Nous vous proposons ici de vous exposer la vision de la «vie et mort» selon Dôgen, Maître Zen japonais du XIII° siècle, telle que nous la retranscrit Mme Yoko Orimo dans le cadre d’une conférence au temple Zen de la Gendronnière le 27 mai 2005. Mme Orimo, diplômée de l’Ecole Pratique des Hautes Etudes, vit et travaille en France, où elle a traduit et interprété quelques extraits du Shôbôgenzô, ouvrage dudit Maître, aux éditions du Seuil et Sully, (La vraie Loi, Trésor de l’Oeil, textes choisis du Shôbôgenzô de Maître Dôgen ;  Le Shôbôgenzô de Maître Dôgen).

Outre le fait que son exposé traite de la dualité et du non-dualisme, sujet qui nous est cher, Mme Orimo, pour illustrer ses propos, utilise l’image d’une «feuille de papier», de son «recto» et de son «verso», enfin de l’idée de son «transpercement» interne, et ce avec une logique si concordante, que la correspondance avec la Rectoversion en devient presque confondante.

Extrait de la conférence de Yoko Orimo*

« Le non-dualisme de Dôgen n’est pas de l’ordre du parallélisme. Il ne s’agit pas non plus d’une addition de deux termes ni d’un triple mouvement thèse-antithèse-synthèse. Le non-dualisme de Dôgen a pour fondement l’altérité dynamique qui fait qu’au fond de soi (le verso) se trouve l’autre (le recto). Ce qui revient à dire que pour trouver l’autre, il faut aller jusqu’à l’extrême de soi, au lieu de se livrer à un mouvement parallèle ou horizontal.
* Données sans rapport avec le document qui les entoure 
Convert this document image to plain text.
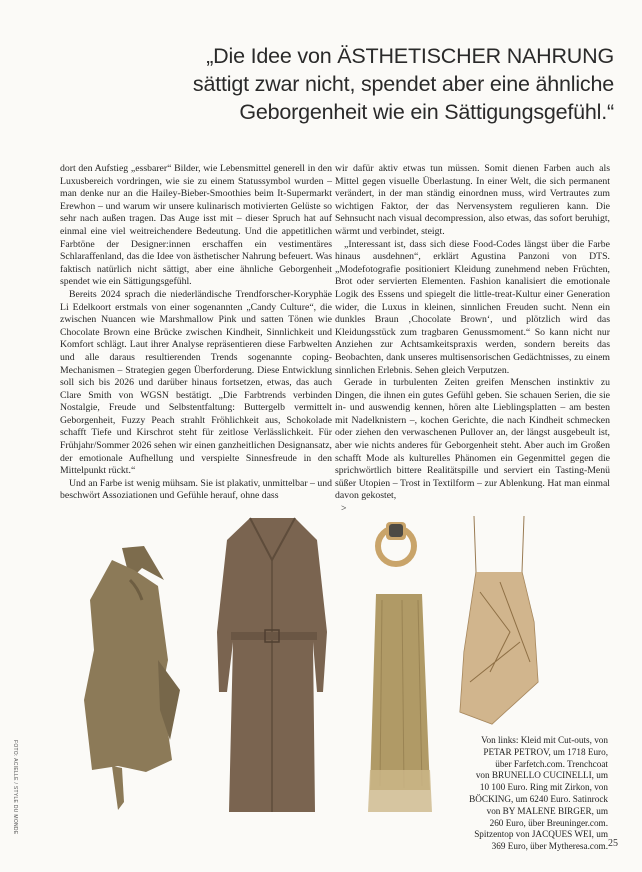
„Die Idee von ÄSTHETISCHER NAHRUNG
sättigt zwar nicht, spendet aber eine ähnliche
Geborgenheit wie ein Sättigungsgefühl.“

dort den Aufstieg „essbarer“ Bilder, wie Lebensmittel generell in den Luxusbereich vordringen, wie sie zu einem Statussymbol wurden – man denke nur an die Hailey-Bieber-Smoothies beim It-Supermarkt Erewhon – und warum wir unsere kulinarisch motivierten Gelüste so sehr nach außen tragen. Das Auge isst mit – dieser Spruch hat auf einmal eine viel weitreichendere Bedeutung. Und die appetitlichen Farbtöne der Designer:innen erschaffen ein vestimentäres Schlaraffenland, das die Idee von ästhetischer Nahrung befeuert. Was faktisch natürlich nicht sättigt, aber eine ähnliche Geborgenheit spendet wie ein Sättigungsgefühl.

Bereits 2024 sprach die niederländische Trendforscher-Koryphäe Li Edelkoort erstmals von einer sogenannten „Candy Culture“, die zwischen Nuancen wie Marshmallow Pink und satten Tönen wie Chocolate Brown eine Brücke zwischen Kindheit, Sinnlichkeit und Komfort schlägt. Laut ihrer Analyse repräsentieren diese Farbwelten und alle daraus resultierenden Trends sogenannte coping-Mechanismen – Strategien gegen Überforderung. Diese Entwicklung soll sich bis 2026 und darüber hinaus fortsetzen, etwas, das auch Clare Smith von WGSN bestätigt. „Die Farbtrends verbinden Nostalgie, Freude und Selbstentfaltung: Buttergelb vermittelt Geborgenheit, Fuzzy Peach strahlt Fröhlichkeit aus, Schokolade schafft Tiefe und Kirschrot steht für zeitlose Verlässlichkeit. Für Frühjahr/Sommer 2026 sehen wir einen ganzheitlichen Designansatz, der emotionale Aufhellung und verspielte Sinnesfreude in den Mittelpunkt rückt.“

Und an Farbe ist wenig mühsam. Sie ist plakativ, unmittelbar – und beschwört Assoziationen und Gefühle herauf, ohne dass

wir dafür aktiv etwas tun müssen. Somit dienen Farben auch als Mittel gegen visuelle Überlastung. In einer Welt, die sich permanent verändert, in der man ständig einordnen muss, wird Vertrautes zum wichtigen Faktor, der das Nervensystem regulieren kann. Die Sehnsucht nach visual decompression, also etwas, das sofort beruhigt, wärmt und verbindet, steigt.

„Interessant ist, dass sich diese Food-Codes längst über die Farbe hinaus ausdehnen“, erklärt Agustina Panzoni von DTS. „Modefotografie positioniert Kleidung zunehmend neben Früchten, Brot oder servierten Elementen. Fashion kanalisiert die emotionale Logik des Essens und spiegelt die little-treat-Kultur einer Generation wider, die Luxus in kleinen, sinnlichen Freuden sucht. Nenn ein dunkles Braun ‚Chocolate Brown‘, und plötzlich wird das Kleidungsstück zum tragbaren Genussmoment.“ So kann nicht nur Anziehen zur Achtsamkeitspraxis werden, sondern bereits das Beobachten, dank unseres multisensorischen Gedächtnisses, zu einem sinnlichen Erlebnis. Sehen gleich Verputzen.

Gerade in turbulenten Zeiten greifen Menschen instinktiv zu Dingen, die ihnen ein gutes Gefühl geben. Sie schauen Serien, die sie in- und auswendig kennen, hören alte Lieblingsplatten – am besten mit Nadelknistern –, kochen Gerichte, die nach Kindheit schmecken oder ziehen den verwaschenen Pullover an, der längst ausgebeult ist, aber wie nichts anderes für Geborgenheit steht. Aber auch im Großen schafft Mode als kulturelles Phänomen ein Gegenmittel gegen die sprichwörtlich bittere Realitätspille und serviert ein Tasting-Menü süßer Utopien – Trost in Textilform – zur Ablenkung. Hat man einmal davon gekostet,

>
Von links: Kleid mit Cut-outs, von
PETAR PETROV, um 1718 Euro,
über Farfetch.com. Trenchcoat
von BRUNELLO CUCINELLI, um
10 100 Euro. Ring mit Zirkon, von
BÖCKING, um 6240 Euro. Satinrock
von BY MALENE BIRGER, um
260 Euro, über Breuninger.com.
Spitzentop von JACQUES WEI, um
369 Euro, über Mytheresa.com.
FOTO: ACIELLE / STYLE DU MONDE
25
Tant qu’on essaiera de rejoindre l’autre sans pénétrer à l’intérieur de soi, on ne réalisera jamais, avec l’autre, l’unité réflexive que revendique le non-dualisme de Dôgen. En transperçant le recto, on aboutit au verso, et en transperçant le verso, on aboutit au recto. Chacun des deux côtés est l’autre de son autre. Chacun des deux trouve son autre au "fond" de soi, et ce "fond" est sans fond, puisque le recto "est" le verso tout en ne l’étant pas, et le verso "est" le recto tout en ne l’étant pas. C’est au "fond" -sans fond- de la mort qu’il faut retrouver la vie, c’est au "fond" -sans fond- du coeur qu’il faut retrouver le corps, et c’est au "fond" -sans fond- de l’invisible qu’il faut retrouver le visible, et vice versa. La mort ne vient pas "après" la vie, ni une autre vie "après" la mort. Puisque la vie et la mort ne font qu’une comme le recto et le verso d’une seule feuille de papier, celui qui est allé jusqu’à l’extrême de la mort verra la vie. Puisque le visible et l’invisible ne font qu’un comme le recto et le verso d’une seule feuille de papier, celui qui va jusqu’au bout de l’invisible trouvera le visible. L’altérité de chacun des deux côtés par rapport à son autre est si "fondamentale" que ni l’un ni l’autre n'a besoin "en plus" de son autre pour exister. Le recto n’a pas besoin "en plus" du verso pour exister, et inversement.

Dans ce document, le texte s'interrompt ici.